Experiencing a bout of post-birthday blahs, I took myself off to see a good vampire movie – not one where some vampires are just misunderstood teens, but one in which the vampires are really evil, clever, predatory scary bad-asses. Sadly I still have yet to see a good vampire movie, because all that was available was Fright Night. So I and two complete strangers sat in the otherwise empty cinema and – well, that was it, really.
And it’s a shame, because Fright Night tries hard. It really does. There are good performances from Colin Farrell and Anton Yelchin (but yet another slim, tanned, mouthy mom from Toni Colette, whose principal acting technique in these roles is to fold her arms repeatedly). The rest of it is too uneven to be interesting. It’s also too slow and too long: you could have cut a good half hour off it and probably ended up with something quite pacy and possibly even slightly scary. Hélas, as they say on the Continent.
The vampires’ HQ, a recently vacated house next door, is genuinely creepy without the slightest hint of coffins: instead one is irresistibly reminded of Jeffrey Dahmer and that interesting Austrian chappie who kept his daughter in the cellar. Jerry projects coiled evil in the classic Robert Mitchum mode, but this means that when one finally sees his fangs, he somehow isn’t as scary as he was before. But boy, can he keep going, even after a stake through him and holy water in the face: he’s part-vampire, part-Terminator.
And it’s a nice conceit: vampires thriving in a dusty, homogenised Las Vegas suburb, surrounded by desert and inhabited by people who live largely by night. There are hints of America’s recession: several McMansions in the housing estate have simply been abandoned, which is extremely handy because (as every schoolchild knows) vampires can freely enter abandoned houses, even if they’re not invited. It’s a shame that hero Charley’s former best buddy Ed (Christopher Mintz-Plasse) didn’t know this, because he’s the first to twig to the fact that Jerry’s a vampire, and is naturally from then on a prime target.
I like Charley (Anton Yelchin). He has brown curling hair, an elfin face and a nerdy background, and manages not to get into too many clinches with his luscious blonde girlfriend before he’s unearthed a nest of groundhog-style vampires and done away with them.
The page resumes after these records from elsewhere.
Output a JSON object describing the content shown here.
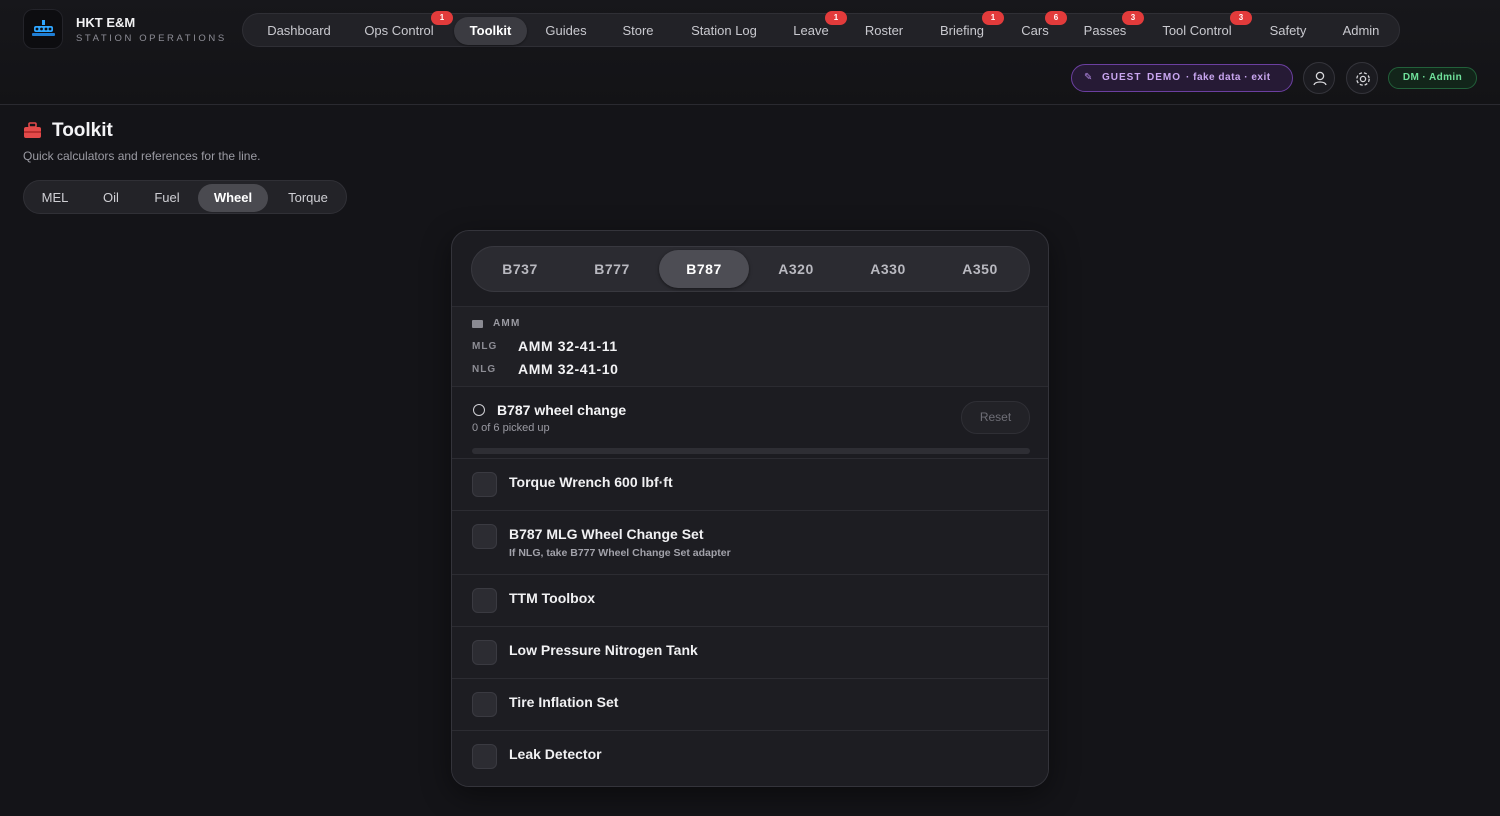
{
  "brand": {
    "name": "HKT E&M",
    "subtitle": "STATION OPERATIONS",
    "logo_icon": "ship-icon"
  },
  "nav": {
    "items": [
      {
        "label": "Dashboard",
        "badge": null,
        "active": false
      },
      {
        "label": "Ops Control",
        "badge": "1",
        "active": false
      },
      {
        "label": "Toolkit",
        "badge": null,
        "active": true
      },
      {
        "label": "Guides",
        "badge": null,
        "active": false
      },
      {
        "label": "Store",
        "badge": null,
        "active": false
      },
      {
        "label": "Station Log",
        "badge": null,
        "active": false
      },
      {
        "label": "Leave",
        "badge": "1",
        "active": false
      },
      {
        "label": "Roster",
        "badge": null,
        "active": false
      },
      {
        "label": "Briefing",
        "badge": "1",
        "active": false
      },
      {
        "label": "Cars",
        "badge": "6",
        "active": false
      },
      {
        "label": "Passes",
        "badge": "3",
        "active": false
      },
      {
        "label": "Tool Control",
        "badge": "3",
        "active": false
      },
      {
        "label": "Safety",
        "badge": null,
        "active": false
      },
      {
        "label": "Admin",
        "badge": null,
        "active": false
      }
    ],
    "badge_color": "#e23b3b"
  },
  "header_right": {
    "demo": {
      "guest": "GUEST",
      "demo": "DEMO",
      "fake": "· fake data · exit",
      "icon": "pencil-icon"
    },
    "profile_icon": "user-icon",
    "settings_icon": "gear-icon",
    "role": "DM · Admin"
  },
  "page": {
    "icon": "toolbox-icon",
    "title": "Toolkit",
    "subtitle": "Quick calculators and references for the line.",
    "tabs": [
      {
        "label": "MEL",
        "active": false
      },
      {
        "label": "Oil",
        "active": false
      },
      {
        "label": "Fuel",
        "active": false
      },
      {
        "label": "Wheel",
        "active": true
      },
      {
        "label": "Torque",
        "active": false
      }
    ]
  },
  "aircraft": {
    "tabs": [
      {
        "label": "B737",
        "active": false
      },
      {
        "label": "B777",
        "active": false
      },
      {
        "label": "B787",
        "active": true
      },
      {
        "label": "A320",
        "active": false
      },
      {
        "label": "A330",
        "active": false
      },
      {
        "label": "A350",
        "active": false
      }
    ]
  },
  "amm": {
    "heading": "AMM",
    "icon": "book-icon",
    "rows": [
      {
        "key": "MLG",
        "value": "AMM 32-41-11"
      },
      {
        "key": "NLG",
        "value": "AMM 32-41-10"
      }
    ]
  },
  "job": {
    "icon": "wheel-icon",
    "title": "B787 wheel change",
    "status": "0 of 6 picked up",
    "picked": 0,
    "total": 6,
    "reset_label": "Reset",
    "accent": "#6fe09a"
  },
  "checklist": [
    {
      "label": "Torque Wrench 600 lbf·ft",
      "note": "",
      "checked": false
    },
    {
      "label": "B787 MLG Wheel Change Set",
      "note": "If NLG, take B777 Wheel Change Set adapter",
      "checked": false
    },
    {
      "label": "TTM Toolbox",
      "note": "",
      "checked": false
    },
    {
      "label": "Low Pressure Nitrogen Tank",
      "note": "",
      "checked": false
    },
    {
      "label": "Tire Inflation Set",
      "note": "",
      "checked": false
    },
    {
      "label": "Leak Detector",
      "note": "",
      "checked": false
    }
  ]
}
There are real efforts to give him an interesting and credible back story, and to provide some explanation of why the town babes find him so irresistible. It could be all those ropes of garlic he drapes over his windows, but perhaps it’s something more mundane, like aftershave.
One for the Dr Who fans: Charley is gamely assisted by Peter Vincent (David Tennant), a leather-trousered Vegas-act vampire slayer who turns out to have an interesting past. Vincent also has a Latina girlfriend who I kept thinking was Hank Azaria in drag, but thankfully she gets bitten and dies. Vincent gallantly overcomes his Midori addiction (hilarious product placement) and also finds the hero within, ending up in the cellar with the earth-dwelling vampires in a scene that bears a remarkable resemblance to Michael Jackson’s Thriller video. Thankfully there is no singing or crotch-grabbing; just a human fireball and a wooden stake blessed by St Michael, which is all that any self-respecting vampire slayer really needs.
It’s not scary. Not really, anyway. But it is in 3D, which is not enough to save it, although some of the exploding-vampire scenes are good value for money in this respect (especially if you happen to be enjoying a strawberry frozen slurpee at the same time). Generally Fright Night does best in the area of things that blow up, catch fire or crumble into dust. Other than that, I fidgeted, yawned, and was glad to go home. Wait for the DVD.